Forum Discussion

eranati's avatar
eranati
Icon for Nimbostratus rankNimbostratus
Nov 26, 2019

Request Blocking By Source IP

Hi,

I have a question about request blocking by source IP in TPS-based detection and stress-based detection.

How is the IP blocked by the ASM? Is that by responding with a response code 4xx to all his requests? By resetting the connection with him by sending a RST packet? Or something else?

Thanks.

  • Hi,

     

    If I understand you correctly, usually you have a header XFF that identify you behind a proxy.

    So when you set a HTTP profile that accept that XFF header, the DOS profile detection will work on this IP instead of the IP connected to the VS. This way, the RST packet would sent when the malicious XFF IP make requests, preventing to reset all connections from other IP addresses. This setup needs to AVR be provisioned.

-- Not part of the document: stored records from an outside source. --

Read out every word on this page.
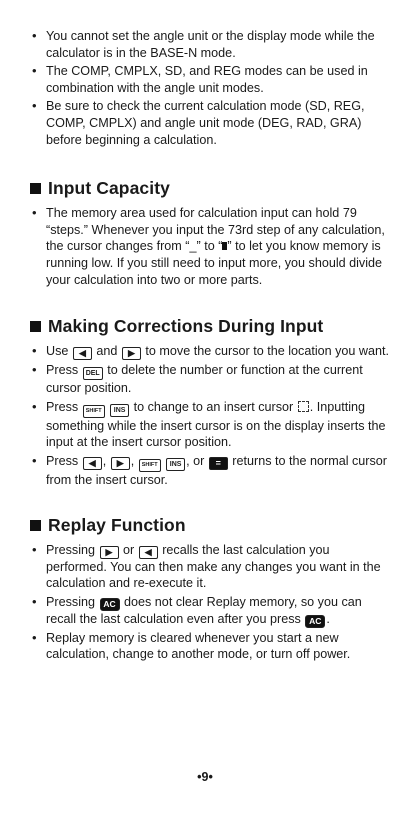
• You cannot set the angle unit or the display mode while the calculator is in the BASE-N mode.
• The COMP, CMPLX, SD, and REG modes can be used in combination with the angle unit modes.
• Be sure to check the current calculation mode (SD, REG, COMP, CMPLX) and angle unit mode (DEG, RAD, GRA) before beginning a calculation.
Input Capacity
• The memory area used for calculation input can hold 79 “steps.” Whenever you input the 73rd step of any calculation, the cursor changes from “_” to “ ” to let you know memory is running low. If you still need to input more, you should divide your calculation into two or more parts.
Making Corrections During Input
• Use ◀ and ▶ to move the cursor to the location you want.
• Press DEL to delete the number or function at the current cursor position.
• Press SHIFT INS to change to an insert cursor . Inputting something while the insert cursor is on the display inserts the input at the insert cursor position.
• Press ◀ , ▶ , SHIFT INS , or = returns to the normal cursor from the insert cursor.
Replay Function
• Pressing ▶ or ◀ recalls the last calculation you performed. You can then make any changes you want in the calculation and re-execute it.
• Pressing AC does not clear Replay memory, so you can recall the last calculation even after you press AC .
• Replay memory is cleared whenever you start a new calculation, change to another mode, or turn off power.
•9•
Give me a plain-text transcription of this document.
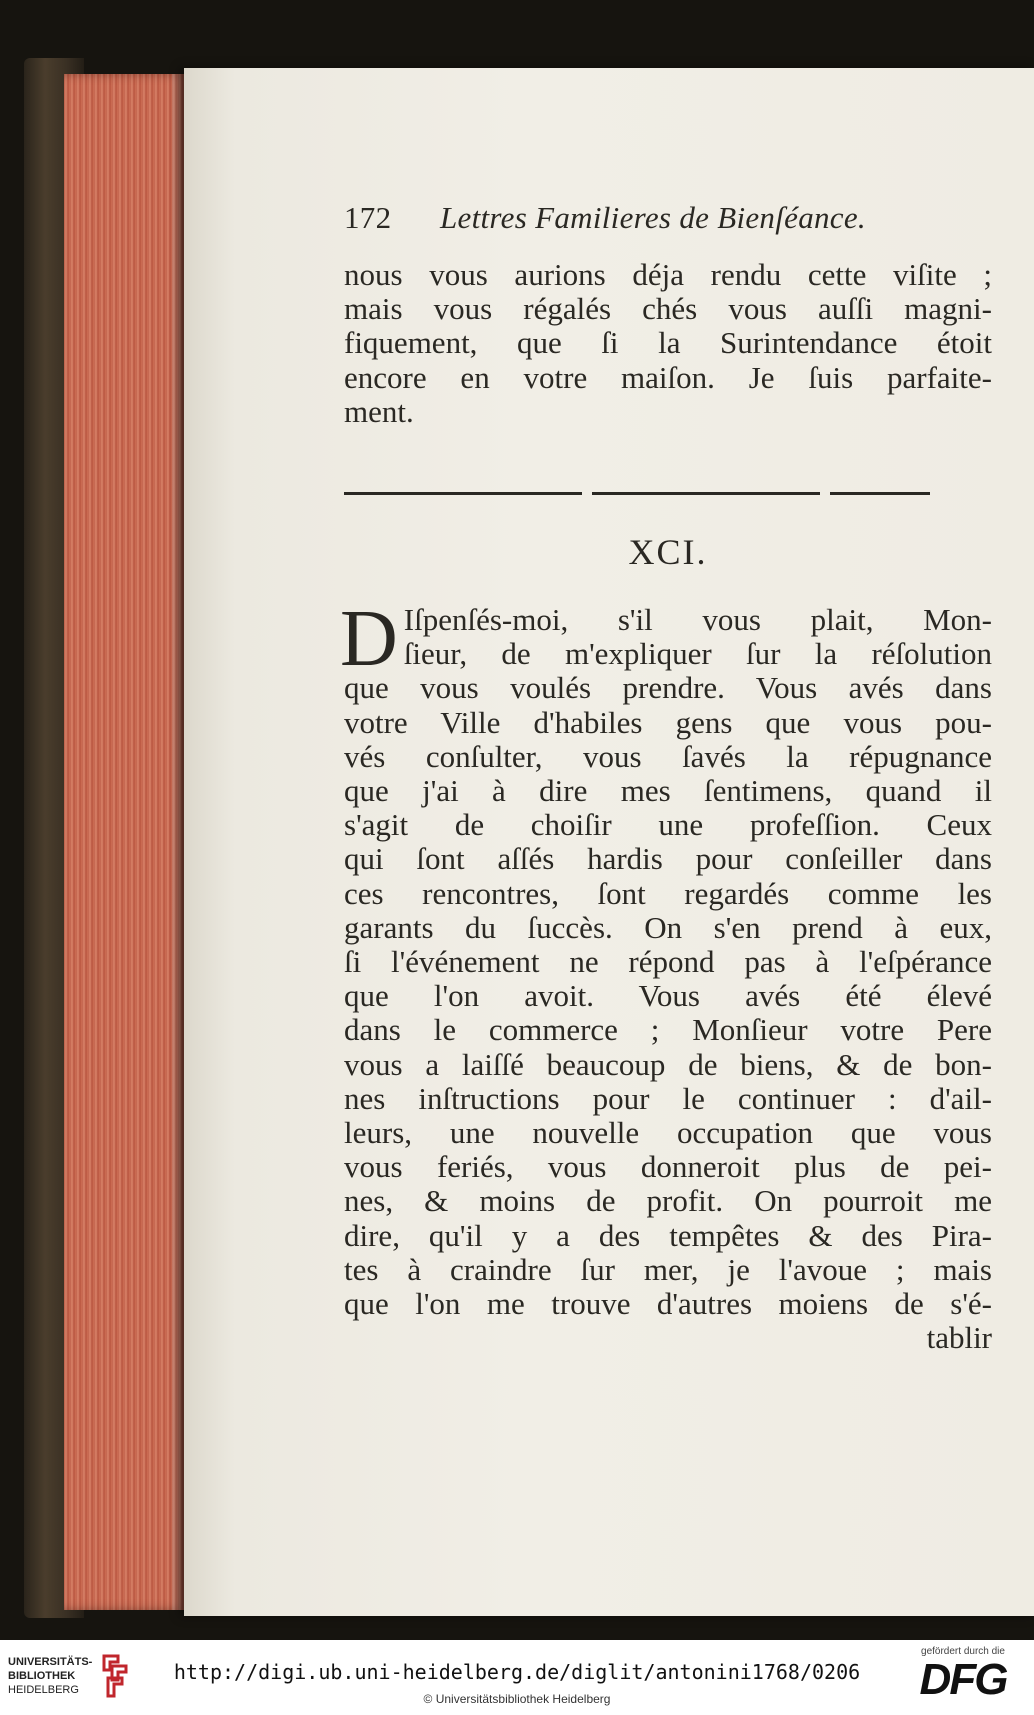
172 Lettres Familieres de Bienſéance.
nous vous aurions déja rendu cette viſite ;
mais vous régalés chés vous auſſi magni-
fiquement, que ſi la Surintendance étoit
encore en votre maiſon. Je ſuis parfaite-
ment.
XCI.
D Iſpenſés-moi, s'il vous plait, Mon-
ſieur, de m'expliquer ſur la réſolution
que vous voulés prendre. Vous avés dans
votre Ville d'habiles gens que vous pou-
vés conſulter, vous ſavés la répugnance
que j'ai à dire mes ſentimens, quand il
s'agit de choiſir une profeſſion. Ceux
qui ſont aſſés hardis pour conſeiller dans
ces rencontres, ſont regardés comme les
garants du ſuccès. On s'en prend à eux,
ſi l'événement ne répond pas à l'eſpérance
que l'on avoit. Vous avés été élevé
dans le commerce ; Monſieur votre Pere
vous a laiſſé beaucoup de biens, & de bon-
nes inſtructions pour le continuer : d'ail-
leurs, une nouvelle occupation que vous
vous feriés, vous donneroit plus de pei-
nes, & moins de profit. On pourroit me
dire, qu'il y a des tempêtes & des Pira-
tes à craindre ſur mer, je l'avoue ; mais
que l'on me trouve d'autres moiens de s'é-
tablir
UNIVERSITÄTS-
BIBLIOTHEK
HEIDELBERG
http://digi.ub.uni-heidelberg.de/diglit/antonini1768/0206
© Universitätsbibliothek Heidelberg
gefördert durch die
DFG
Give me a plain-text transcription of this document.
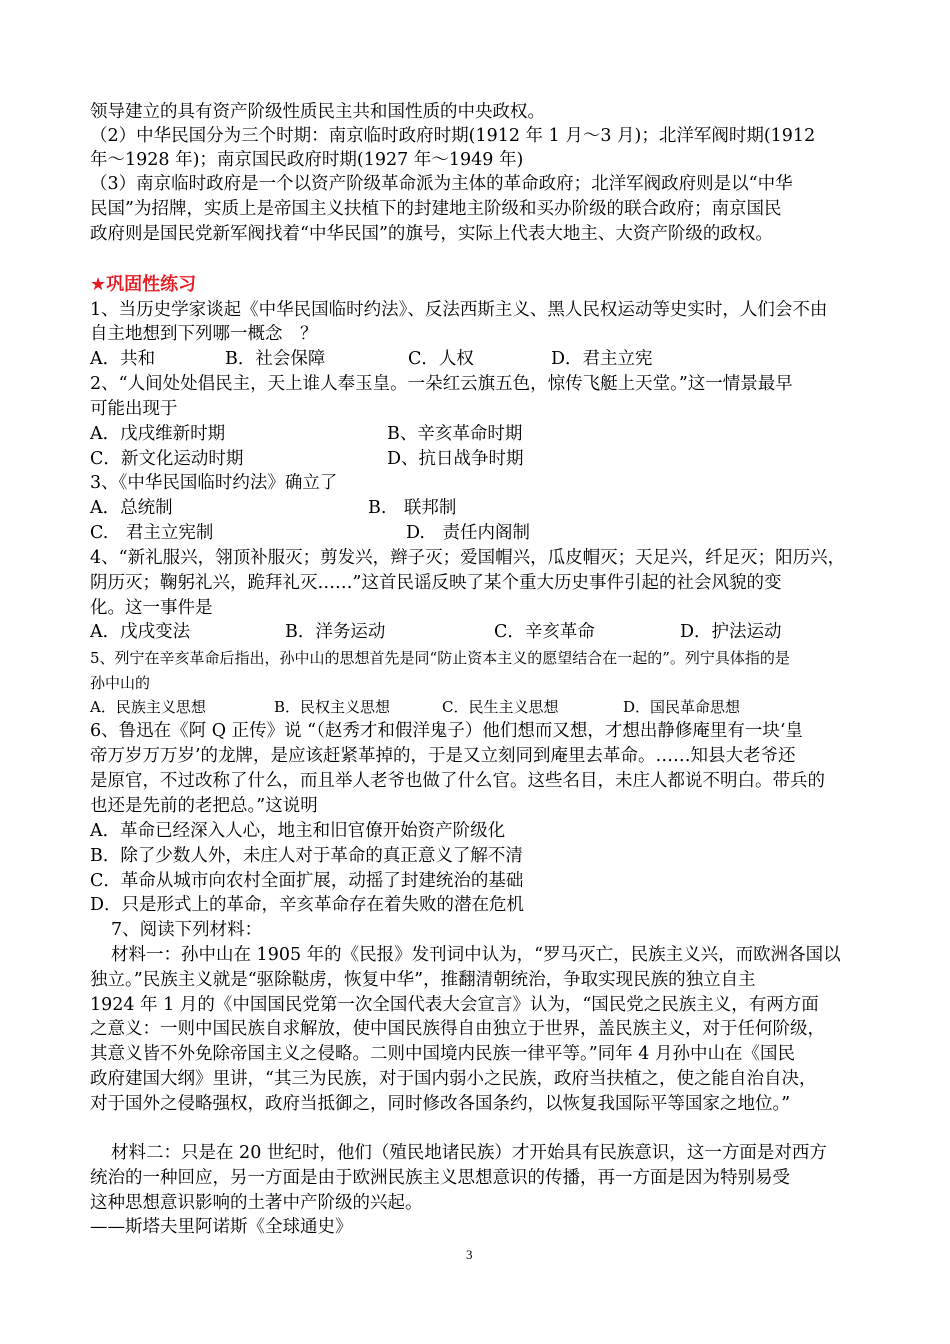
领导建立的具有资产阶级性质民主共和国性质的中央政权。
（2）中华民国分为三个时期：南京临时政府时期(1912 年 1 月～3 月)；北洋军阀时期(1912
年～1928 年)；南京国民政府时期(1927 年～1949 年)
（3）南京临时政府是一个以资产阶级革命派为主体的革命政府；北洋军阀政府则是以“中华
民国”为招牌，实质上是帝国主义扶植下的封建地主阶级和买办阶级的联合政府；南京国民
政府则是国民党新军阀找着“中华民国”的旗号，实际上代表大地主、大资产阶级的政权。
★巩固性练习
1、当历史学家谈起《中华民国临时约法》、反法西斯主义、黑人民权运动等史实时，人们会不由
自主地想到下列哪一概念　？
A．共和	B．社会保障	C．人权	D．君主立宪
2、“人间处处倡民主，天上谁人奉玉皇。一朵红云旗五色，惊传飞艇上天堂。”这一情景最早
可能出现于
A．戊戌维新时期	B、辛亥革命时期
C．新文化运动时期	D、抗日战争时期
3、《中华民国临时约法》确立了
A．总统制	B.　联邦制
C.　君主立宪制	D.　责任内阁制
4、“新礼服兴，翎顶补服灭；剪发兴，辫子灭；爱国帽兴，瓜皮帽灭；天足兴，纤足灭；阳历兴，
阴历灭；鞠躬礼兴，跪拜礼灭……”这首民谣反映了某个重大历史事件引起的社会风貌的变
化。这一事件是
A．戊戌变法	B．洋务运动	C．辛亥革命	D．护法运动
5、列宁在辛亥革命后指出，孙中山的思想首先是同“防止资本主义的愿望结合在一起的”。列宁具体指的是
孙中山的
A．民族主义思想	B．民权主义思想	C．民生主义思想	D．国民革命思想
6、鲁迅在《阿 Q 正传》说 “（赵秀才和假洋鬼子）他们想而又想，才想出静修庵里有一块‘皇
帝万岁万万岁’的龙牌，是应该赶紧革掉的，于是又立刻同到庵里去革命。……知县大老爷还
是原官，不过改称了什么，而且举人老爷也做了什么官。这些名目，未庄人都说不明白。带兵的
也还是先前的老把总。”这说明
A．革命已经深入人心，地主和旧官僚开始资产阶级化
B．除了少数人外，未庄人对于革命的真正意义了解不清
C．革命从城市向农村全面扩展，动摇了封建统治的基础
D．只是形式上的革命，辛亥革命存在着失败的潜在危机
7、阅读下列材料：
材料一：孙中山在 1905 年的《民报》发刊词中认为，“罗马灭亡，民族主义兴，而欧洲各国以
独立。”民族主义就是“驱除鞑虏，恢复中华”，推翻清朝统治，争取实现民族的独立自主
1924 年 1 月的《中国国民党第一次全国代表大会宣言》认为，“国民党之民族主义，有两方面
之意义：一则中国民族自求解放，使中国民族得自由独立于世界，盖民族主义，对于任何阶级，
其意义皆不外免除帝国主义之侵略。二则中国境内民族一律平等。”同年 4 月孙中山在《国民
政府建国大纲》里讲，“其三为民族，对于国内弱小之民族，政府当扶植之，使之能自治自决，
对于国外之侵略强权，政府当抵御之，同时修改各国条约，以恢复我国际平等国家之地位。”
材料二：只是在 20 世纪时，他们（殖民地诸民族）才开始具有民族意识，这一方面是对西方
统治的一种回应，另一方面是由于欧洲民族主义思想意识的传播，再一方面是因为特别易受
这种思想意识影响的土著中产阶级的兴起。
——斯塔夫里阿诺斯《全球通史》
3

    I have this trick on vs setup bellow a CDN proxy.

    For security, I think is good to customize an alternative name to XFF when just BIG-IP and proxy/CDN know that name to prevent an attacker to impersonate IP addresses on that header.

     

    Regards.

     

    https://support.f5.com/csp/article/K40243113

     

    Accept XFF

     

    Enables or disables trusting the client IP, and statistics from the client IP address, based on the request's X-Forwarded-For (XFF) headers, if they exist.

    Note: This option has an effect only when you use either AVR or ASM L7 DoS profile (ASM required). For AVR, the Accept XFF option allows the BIG-IP system to trust and take into consideration IP addresses from the X-Forwarded-For header for statistics purposes. For an L7 DoS profile, the Accept XFF option allows the BIG-IP system to take action based on IP addresses from the X-Forwarded-For header that match, for example, an Access List.